Ecoutez Radio Sputnik
    Des réfugiés massés devant un poste de passage à la frontière entre la Macédoine et la Serbie. 29 janvier 2016

    Migrants: le président macédonien critique l'UE pour son inaction

    © AFP 2017 Armend Nimani
    International
    URL courte
    Crise migratoire (780)
    2746131

    Alors que la Macédoine fait tout pour prévenir l'afflux de djihadistes en Europe, l'Union européenne non seulement ne fournit pas d'aide, mais fait payer à ce pays le prix de ses propres erreurs et fait fi des informations sur des djihadistes potentiels que Skopje est prêt à partager.

    L'Union européenne fait payer à la Macédoine, un État qui a protégé le Vieux Continent contre les djihadistes, le prix de ses propres erreurs commises lors de la gestion de la crise migratoire, déclare le président de ce pays balkanique, Gjorge Ivanov, dans un entretien au journal allemand Bild.

    "Nous avons pris les devants, notre armée protège nos frontières. Dans la crise des réfugiés, nous payons les erreurs de l'Union européenne. Nous avons déjà dû dépenser 25 millions d'euros de l'argent de nos contribuables. Et qu'avons-nous reçu de l'Europe? Rien! Pas un centime", s'insurge le dirigeant.

    Et de rappeler que la Macédoine s'est trouvée confrontée à un problème similaire à l'époque du conflit au Kosovo, lorsqu'elle a accueilli quelque 360.000 Albanais kosovars, sans aucune aide de la part de l'UE.

    Migrants: le président macédonien critique l'UE pour son inaction
    © Sputnik.
    Migrants: le président macédonien critique l'UE pour son inaction

    La Macédoine s'est retrouvée dans cette situation alors que, pays non membre de l'UE, ni de la zone Schengen, elle est obligée de protéger l'Union européenne d'un pays membre, qui est la Grèce, ajoute le président.

    "Nous ne sommes membres ni de l'UE, ni de Schengen, ni de l'Otan. Personne ne veut de nous. Et pourtant, nous protégeons l'Europe d'un pays européen qui ne contrôle pas le flux de réfugiés", indique-t-il, avant de pointer que si son pays avait compté sur Bruxelles, une vague de djihadistes aurait déferlé depuis longtemps sur le Vieux Continent.

    D'après M. Ivanov, les autorités macédoniennes ont détecté lors de contrôles près de 9.000 faux passeports et il se peut que des extrémistes tentent de pénétrer en Europe en se faisant passer pour des réfugiés.

    "La crise des migrants a deux aspects, humain et sécuritaire", fait remarquer le président macédonien.

    Selon lui, l'Allemagne a fait preuve d'humanisme, mais a échoué à assurer la sécurité. "Un seul exemple: on voulait transmettre nos informations sur les djihadistes à l'Allemagne, mais personne n'a besoin de nos données.
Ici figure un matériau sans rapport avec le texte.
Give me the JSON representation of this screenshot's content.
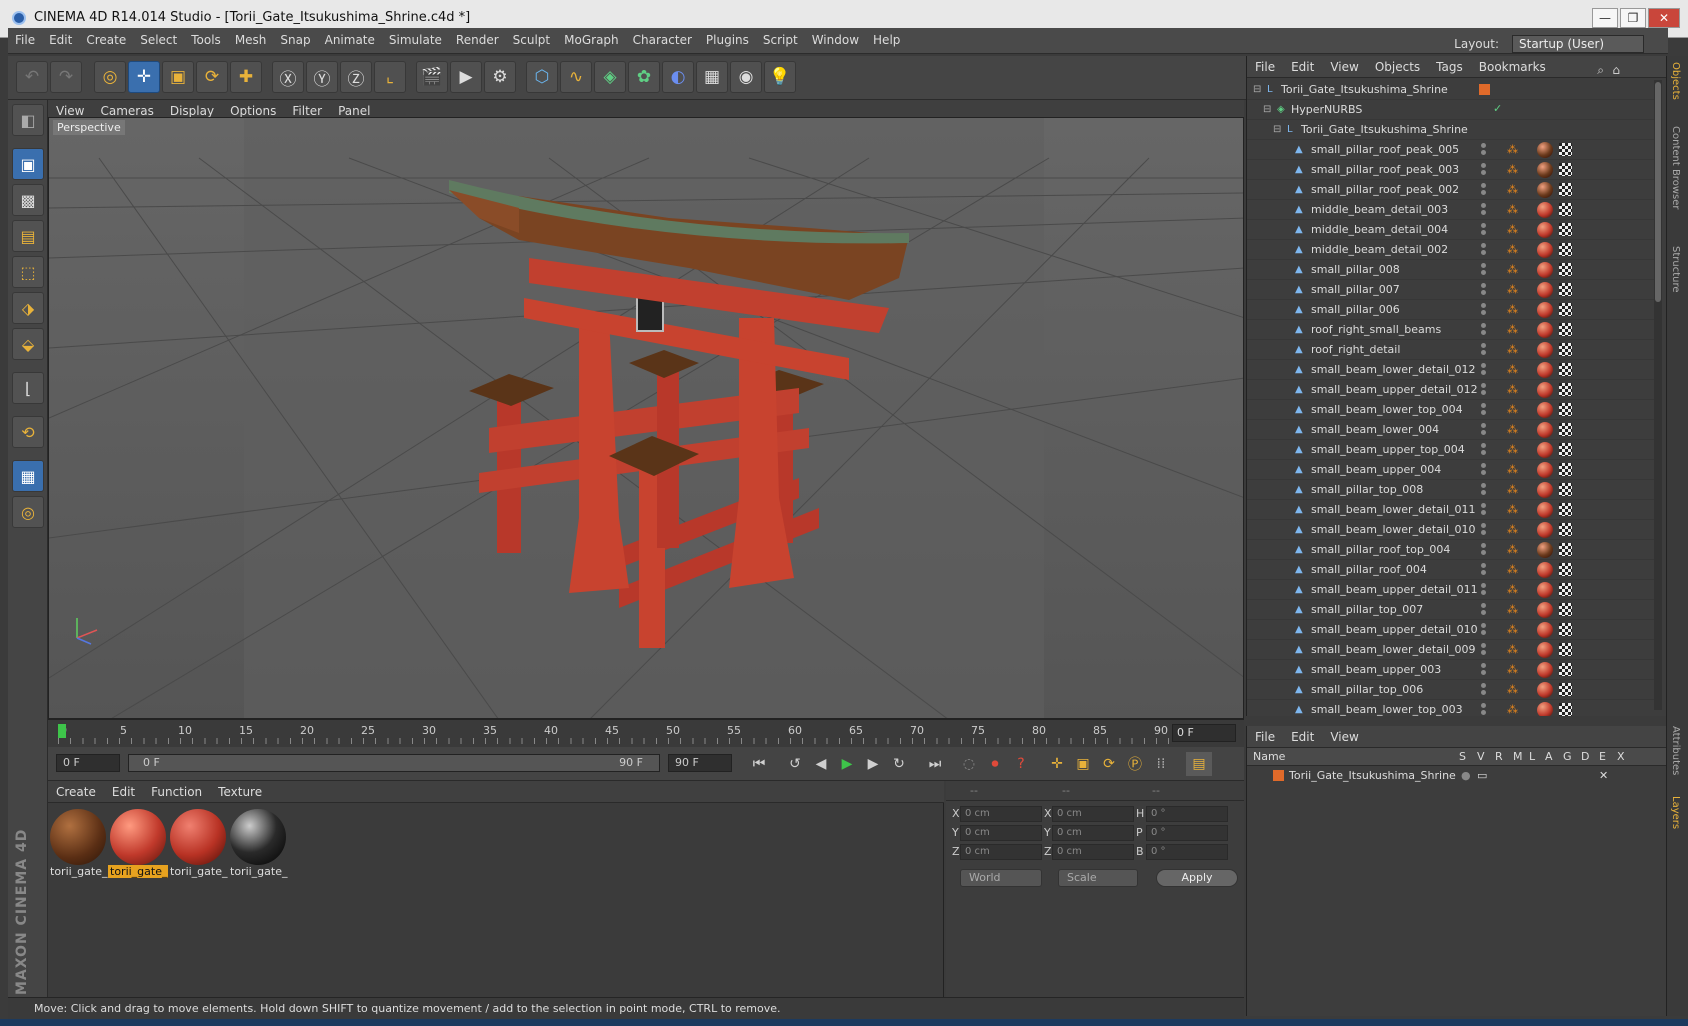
{
  "window": {
    "title": "CINEMA 4D R14.014 Studio - [Torii_Gate_Itsukushima_Shrine.c4d *]",
    "min": "—",
    "max": "❐",
    "close": "✕"
  },
  "menubar": {
    "items": [
      "File",
      "Edit",
      "Create",
      "Select",
      "Tools",
      "Mesh",
      "Snap",
      "Animate",
      "Simulate",
      "Render",
      "Sculpt",
      "MoGraph",
      "Character",
      "Plugins",
      "Script",
      "Window",
      "Help"
    ],
    "layout_label": "Layout:",
    "layout_value": "Startup (User)"
  },
  "viewport": {
    "menu": [
      "View",
      "Cameras",
      "Display",
      "Options",
      "Filter",
      "Panel"
    ],
    "label": "Perspective"
  },
  "timeline": {
    "ticks": [
      "0",
      "5",
      "10",
      "15",
      "20",
      "25",
      "30",
      "35",
      "40",
      "45",
      "50",
      "55",
      "60",
      "65",
      "70",
      "75",
      "80",
      "85",
      "90"
    ],
    "current_frame": "0 F"
  },
  "playbar": {
    "start": "0 F",
    "range_start": "0 F",
    "range_end": "90 F",
    "end": "90 F"
  },
  "materials": {
    "menu": [
      "Create",
      "Edit",
      "Function",
      "Texture"
    ],
    "items": [
      {
        "label": "torii_gate_",
        "color": "#6b3a1c",
        "selected": false
      },
      {
        "label": "torii_gate_",
        "color": "#c0392b",
        "selected": true
      },
      {
        "label": "torii_gate_",
        "color": "#b83224",
        "selected": false
      },
      {
        "label": "torii_gate_",
        "color": "#2a2a2a",
        "selected": false
      }
    ]
  },
  "attributes": {
    "headers": [
      "--",
      "--",
      "--"
    ],
    "x_label": "X",
    "y_label": "Y",
    "z_label": "Z",
    "h_label": "H",
    "p_label": "P",
    "b_label": "B",
    "pos_x": "0 cm",
    "pos_y": "0 cm",
    "pos_z": "0 cm",
    "size_x": "0 cm",
    "size_y": "0 cm",
    "size_z": "0 cm",
    "rot_h": "0 °",
    "rot_p": "0 °",
    "rot_b": "0 °",
    "coord_mode": "World",
    "size_mode": "Scale",
    "apply": "Apply"
  },
  "status": "Move: Click and drag to move elements. Hold down SHIFT to quantize movement / add to the selection in point mode, CTRL to remove.",
  "objects": {
    "menu": [
      "File",
      "Edit",
      "View",
      "Objects",
      "Tags",
      "Bookmarks"
    ],
    "root": "Torii_Gate_Itsukushima_Shrine",
    "hypernurbs": "HyperNURBS",
    "group": "Torii_Gate_Itsukushima_Shrine",
    "items": [
      {
        "name": "small_pillar_roof_peak_005",
        "mat": "#6b3a1c"
      },
      {
        "name": "small_pillar_roof_peak_003",
        "mat": "#6b3a1c"
      },
      {
        "name": "small_pillar_roof_peak_002",
        "mat": "#6b3a1c"
      },
      {
        "name": "middle_beam_detail_003",
        "mat": "#c0392b"
      },
      {
        "name": "middle_beam_detail_004",
        "mat": "#c0392b"
      },
      {
        "name": "middle_beam_detail_002",
        "mat": "#c0392b"
      },
      {
        "name": "small_pillar_008",
        "mat": "#c0392b"
      },
      {
        "name": "small_pillar_007",
        "mat": "#c0392b"
      },
      {
        "name": "small_pillar_006",
        "mat": "#c0392b"
      },
      {
        "name": "roof_right_small_beams",
        "mat": "#c0392b"
      },
      {
        "name": "roof_right_detail",
        "mat": "#c0392b"
      },
      {
        "name": "small_beam_lower_detail_012",
        "mat": "#c0392b"
      },
      {
        "name": "small_beam_upper_detail_012",
        "mat": "#c0392b"
      },
      {
        "name": "small_beam_lower_top_004",
        "mat": "#c0392b"
      },
      {
        "name": "small_beam_lower_004",
        "mat": "#c0392b"
      },
      {
        "name": "small_beam_upper_top_004",
        "mat": "#c0392b"
      },
      {
        "name": "small_beam_upper_004",
        "mat": "#c0392b"
      },
      {
        "name": "small_pillar_top_008",
        "mat": "#c0392b"
      },
      {
        "name": "small_beam_lower_detail_011",
        "mat": "#c0392b"
      },
      {
        "name": "small_beam_lower_detail_010",
        "mat": "#c0392b"
      },
      {
        "name": "small_pillar_roof_top_004",
        "mat": "#6b3a1c"
      },
      {
        "name": "small_pillar_roof_004",
        "mat": "#c0392b"
      },
      {
        "name": "small_beam_upper_detail_011",
        "mat": "#c0392b"
      },
      {
        "name": "small_pillar_top_007",
        "mat": "#c0392b"
      },
      {
        "name": "small_beam_upper_detail_010",
        "mat": "#c0392b"
      },
      {
        "name": "small_beam_lower_detail_009",
        "mat": "#c0392b"
      },
      {
        "name": "small_beam_upper_003",
        "mat": "#c0392b"
      },
      {
        "name": "small_pillar_top_006",
        "mat": "#c0392b"
      },
      {
        "name": "small_beam_lower_top_003",
        "mat": "#c0392b"
      }
    ]
  },
  "layers": {
    "menu": [
      "File",
      "Edit",
      "View"
    ],
    "headers": [
      "Name",
      "S",
      "V",
      "R",
      "M",
      "L",
      "A",
      "G",
      "D",
      "E",
      "X"
    ],
    "row": "Torii_Gate_Itsukushima_Shrine"
  },
  "sidetabs": [
    "Objects",
    "Content Browser",
    "Structure",
    "Attributes",
    "Layers"
  ],
  "branding": "MAXON CINEMA 4D",
  "colors": {
    "accent": "#e8b23a",
    "selected_blue": "#3a6fae",
    "gate_red": "#c8432f"
  }
}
On nous a dit que personne ne travaillera avec nous, car nous sommes un pays tiers et on ne peut pas échanger d'informations avec vous", s'indigne le président.
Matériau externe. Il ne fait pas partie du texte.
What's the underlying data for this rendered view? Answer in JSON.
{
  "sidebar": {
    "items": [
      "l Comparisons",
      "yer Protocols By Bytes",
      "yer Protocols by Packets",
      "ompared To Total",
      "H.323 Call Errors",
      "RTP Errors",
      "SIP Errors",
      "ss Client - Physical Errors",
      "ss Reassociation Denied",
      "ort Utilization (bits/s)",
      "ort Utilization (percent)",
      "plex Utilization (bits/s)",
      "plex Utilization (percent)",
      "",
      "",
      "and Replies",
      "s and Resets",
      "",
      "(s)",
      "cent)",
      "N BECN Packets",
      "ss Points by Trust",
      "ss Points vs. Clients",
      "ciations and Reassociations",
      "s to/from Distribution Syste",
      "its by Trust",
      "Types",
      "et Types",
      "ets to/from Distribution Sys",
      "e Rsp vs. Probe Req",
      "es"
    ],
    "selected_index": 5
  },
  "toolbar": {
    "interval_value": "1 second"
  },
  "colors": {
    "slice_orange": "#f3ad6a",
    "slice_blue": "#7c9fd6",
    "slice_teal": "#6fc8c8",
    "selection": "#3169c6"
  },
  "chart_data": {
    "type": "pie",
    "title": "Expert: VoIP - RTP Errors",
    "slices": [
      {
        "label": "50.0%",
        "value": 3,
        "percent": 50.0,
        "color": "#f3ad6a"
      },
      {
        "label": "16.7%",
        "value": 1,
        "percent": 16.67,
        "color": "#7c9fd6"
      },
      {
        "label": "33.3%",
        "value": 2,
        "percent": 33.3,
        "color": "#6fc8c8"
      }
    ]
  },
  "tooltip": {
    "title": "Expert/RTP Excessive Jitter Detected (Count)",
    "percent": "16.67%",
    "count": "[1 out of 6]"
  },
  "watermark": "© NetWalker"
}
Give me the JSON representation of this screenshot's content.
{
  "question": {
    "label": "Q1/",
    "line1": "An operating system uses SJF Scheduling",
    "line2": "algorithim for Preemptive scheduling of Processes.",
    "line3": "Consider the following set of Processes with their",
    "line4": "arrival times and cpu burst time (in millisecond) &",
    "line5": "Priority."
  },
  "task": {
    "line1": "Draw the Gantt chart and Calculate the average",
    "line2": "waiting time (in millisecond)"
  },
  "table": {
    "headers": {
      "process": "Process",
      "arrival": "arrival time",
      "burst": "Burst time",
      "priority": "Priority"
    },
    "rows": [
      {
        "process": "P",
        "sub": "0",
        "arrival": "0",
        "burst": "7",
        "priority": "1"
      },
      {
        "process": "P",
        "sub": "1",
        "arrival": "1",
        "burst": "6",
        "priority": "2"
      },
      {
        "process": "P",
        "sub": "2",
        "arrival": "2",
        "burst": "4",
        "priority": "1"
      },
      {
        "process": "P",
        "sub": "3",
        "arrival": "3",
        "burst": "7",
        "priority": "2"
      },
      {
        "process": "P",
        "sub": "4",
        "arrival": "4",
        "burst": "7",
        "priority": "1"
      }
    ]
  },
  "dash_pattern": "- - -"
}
    "Ce n'est qu'après les attentats de Paris que l'on nous a interrogés. Et là, nous avons pu dire aux autorités qu'au total 10 personnes étaient entrées en Europe" avec la même identité que l'un des auteurs des attentats, explique-t-il.

    Qui plus est, l'Europe ne fournit aucune aide à la Macédoine. Ainsi, selon lui, l'Allemagne a refusé de livrer à ce pays balkanique l'équipement nécessaire pour traiter les données biométriques. "C'est absurde. Nous ne sommes même pas préoccupés par l'argent, mais par la sécurité du continent tout entier. Or, il semble que ceci ne préoccupe personne d'autre".

    Et de conclure que depuis 25 ans, la Macédoine est régulièrement trompée. Souvent évoquée, la question de son adhésion à l'UE est à chaque fois bloquée par la Grèce. Quant à cette dernière, bien qu'elle ait reçu 700 millions d'euros d'aide de l'Europe, elle continue à ne rien faire.

    Rappelons que la Macédoine et la Serbie ont fermé leurs frontières à tous ceux qui ne possèdent pas de papiers pour pénétrer dans l'espace Schengen. Trois pays membres de l'UE — l'Autriche, la Slovénie et la Croatie — ont également annoncé la fermeture de la "route des Balkans". La chancelière allemande Angela Merkel a critiqué cette mesure.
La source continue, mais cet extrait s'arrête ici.